The hammer of TORC1!

Explaining aging in evolutionary terms is relatively simple: while a strong selection pressure for an individual's survival exists until the perpetuation of his progeny is secured, there cannot be selection of characters improving survival and life quality beyond this point. This evolutionary perspective lights the (long) path to increased lifespan, saying: “reproduce later!” or “remain of use to your kids as you get older!” but it leaves aging mechanisms thoroughly unexplained. Unfortunately understanding how we age proves more difficult. In 1990, ZA Medvedev listed more than 300 competing models for aging. Among them the mitochondrial free radicals theory was perceived as the most promising. It suggests a vicious circle of damages: reactive oxygen species (ROS) naturally produced by the respiratory chain cause mitochondrial DNA mutations which in turn increases ROS production by the respiratory chain. This theory stood until the mid-2000's when A Trifunovic released her study of the “mutator” mice. Mutator mice present most, if not all signs of premature aging associated with the accumulation of mitochondrial DNA damages and respiratory chain deficiencies but show no sign of ROS accumulation.

In a recent publication Scialo et al. provide evidence in favor of a different aging paradigm. Drosophila melanogaster, popularly known as fruit flies, are poikilothermic animals. Instead of maintaining their own body temperature like humans, they let ambient temperature control their physiology, metabolism and lifespan. Taking advantage of this behavior Scialo et al. studied the trade-offs associated with thermic adaptation. Lifespan shows non-linear correlation with temperature, presenting optimal survival at 18°C (, insert), a “normal” temperature for fruit flies. The authors observed that most parameters they studied including ROS and various metabolic markers evolve with temperature but not with lifespan; whereas TORC1 and Akt signaling correlate negatively with longevity. Effectors downstream of TORC1 did show the same inverse correlation with lifespan while FOXO, a major target of Akt, did not.

Figure 1:

Left insert; Lifespan correlates with TORC1 signaling but not with metabolism (or ROS) in Drosophila exposed to different environmental temperature; adapted from. Pathways map: crosstalk between the various signaling pathways controlling TORC1. Proteins downregulated in Scialo's study when lifespan increases are in green boxes, orange boxes delineates proteins unconnected to lifespan. For the sake of clarity several intermediates of the signaling pathways have been omitted, see reference for a detailed presentation.

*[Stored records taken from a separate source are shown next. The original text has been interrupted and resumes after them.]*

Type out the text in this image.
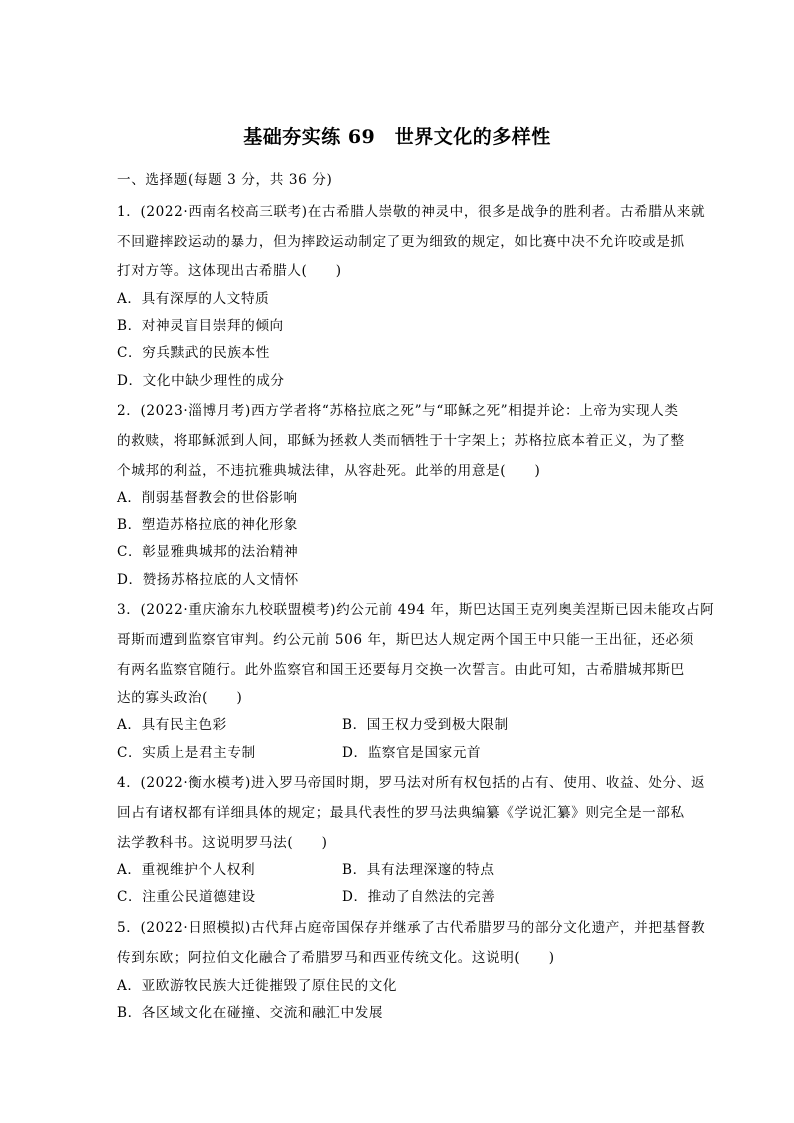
基础夯实练 69　世界文化的多样性
一、选择题(每题 3 分，共 36 分)
1．(2022·西南名校高三联考)在古希腊人崇敬的神灵中，很多是战争的胜利者。古希腊从来就
不回避摔跤运动的暴力，但为摔跤运动制定了更为细致的规定，如比赛中决不允许咬或是抓
打对方等。这体现出古希腊人(　　)
A．具有深厚的人文特质
B．对神灵盲目崇拜的倾向
C．穷兵黩武的民族本性
D．文化中缺少理性的成分
2．(2023·淄博月考)西方学者将“苏格拉底之死”与“耶稣之死”相提并论：上帝为实现人类
的救赎，将耶稣派到人间，耶稣为拯救人类而牺牲于十字架上；苏格拉底本着正义，为了整
个城邦的利益，不违抗雅典城法律，从容赴死。此举的用意是(　　)
A．削弱基督教会的世俗影响
B．塑造苏格拉底的神化形象
C．彰显雅典城邦的法治精神
D．赞扬苏格拉底的人文情怀
3．(2022·重庆渝东九校联盟模考)约公元前 494 年，斯巴达国王克列奥美涅斯已因未能攻占阿
哥斯而遭到监察官审判。约公元前 506 年，斯巴达人规定两个国王中只能一王出征，还必须
有两名监察官随行。此外监察官和国王还要每月交换一次誓言。由此可知，古希腊城邦斯巴
达的寡头政治(　　)
A．具有民主色彩	B．国王权力受到极大限制
C．实质上是君主专制	D．监察官是国家元首
4．(2022·衡水模考)进入罗马帝国时期，罗马法对所有权包括的占有、使用、收益、处分、返
回占有诸权都有详细具体的规定；最具代表性的罗马法典编纂《学说汇纂》则完全是一部私
法学教科书。这说明罗马法(　　)
A．重视维护个人权利	B．具有法理深邃的特点
C．注重公民道德建设	D．推动了自然法的完善
5．(2022·日照模拟)古代拜占庭帝国保存并继承了古代希腊罗马的部分文化遗产，并把基督教
传到东欧；阿拉伯文化融合了希腊罗马和西亚传统文化。这说明(　　)
A．亚欧游牧民族大迁徙摧毁了原住民的文化
B．各区域文化在碰撞、交流和融汇中发展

Analyzing Drosophila lifespan in a broad range of environmental temperatures Scialo et al. managed to dissociate FOXO signaling, ROS toxicity and membrane unsaturation from aging in wild-type flies and to underline the major role played by TORC1. This work opens important and interconnected questions:

What is the status of insulin signaling? Insulin signaling is one of the most documented longevity-controlling pathways, its downregulation increases lifespan through (Akt-dependent) TORC1 inhibition and FOXO activation (, Pathways map). A disconnection between the 2 main targets of insulin signaling indicates either that this major longevity-controlling pathway is not involved or that thermal adaptation partly counteracts its effects.

What could be the molecular intermediates of TORC1 inhibition? Akt leads to the TSC1/2-dependent formation of Rheb-GTP, a TORC1 binding partner and activator; it also phosphorylates PRAS40 inhibitory subunit, activating TORC1. AMPK antagonizes Rheb-GTP activation of TORC1 (via TSC1/2) which is also controlled by FOXO; in addition AMPK inhibits TORC1 through phosphorylation of raptor. In high amino-acids conditions binding of GTP to RagA (a small GTPases forming, with RagB/C/D, a complex bound to the lysosomal membrane) promotes TORC1 activation.

What is the status of autophagy? TORC1 regulates this process via the phosphorylation of ULK1 and numerous studies link autophagy to increased lifespan. Interestingly Sirt1 controls autophagy through TORC1: de-acetylation of SIRT1 activates TSC1/2, promoting TORC1 inhibition.

Following the adaptation of lifespan to temperature in Drosophila, Scialo et al. highlight the physiological responses promoting animal's adaptation to a biological pressure. As mentioned above, altruism is an expected consequence of evolutionary constraints on lifespan: “We are selected to optimize the survival of our progeny, not ourselves.” This altruism potentially establishes trade-offs for the maintenance and build-up of our organism: regulatory pathways adapted to early-life may become detrimental/maladjusted when the organism gets old. The emergence of TORC1 signaling as a lifespan-reducing system supports this view, making it one of the strongest examples of antagonistic pleiotropy, and corroborating the hyperfunction theory of aging. As such, TORC1's regulations have consequences beyond aging; being investigated in the context of cancer, type 2 diabetes and neurodegenerative diseases.

Not unlike his Asgardian homonym, TORC1 appears to be a powerful and unstoppable character blind to the fact that his vibrant vitality is leading us, mortal beings, to a rapid ending.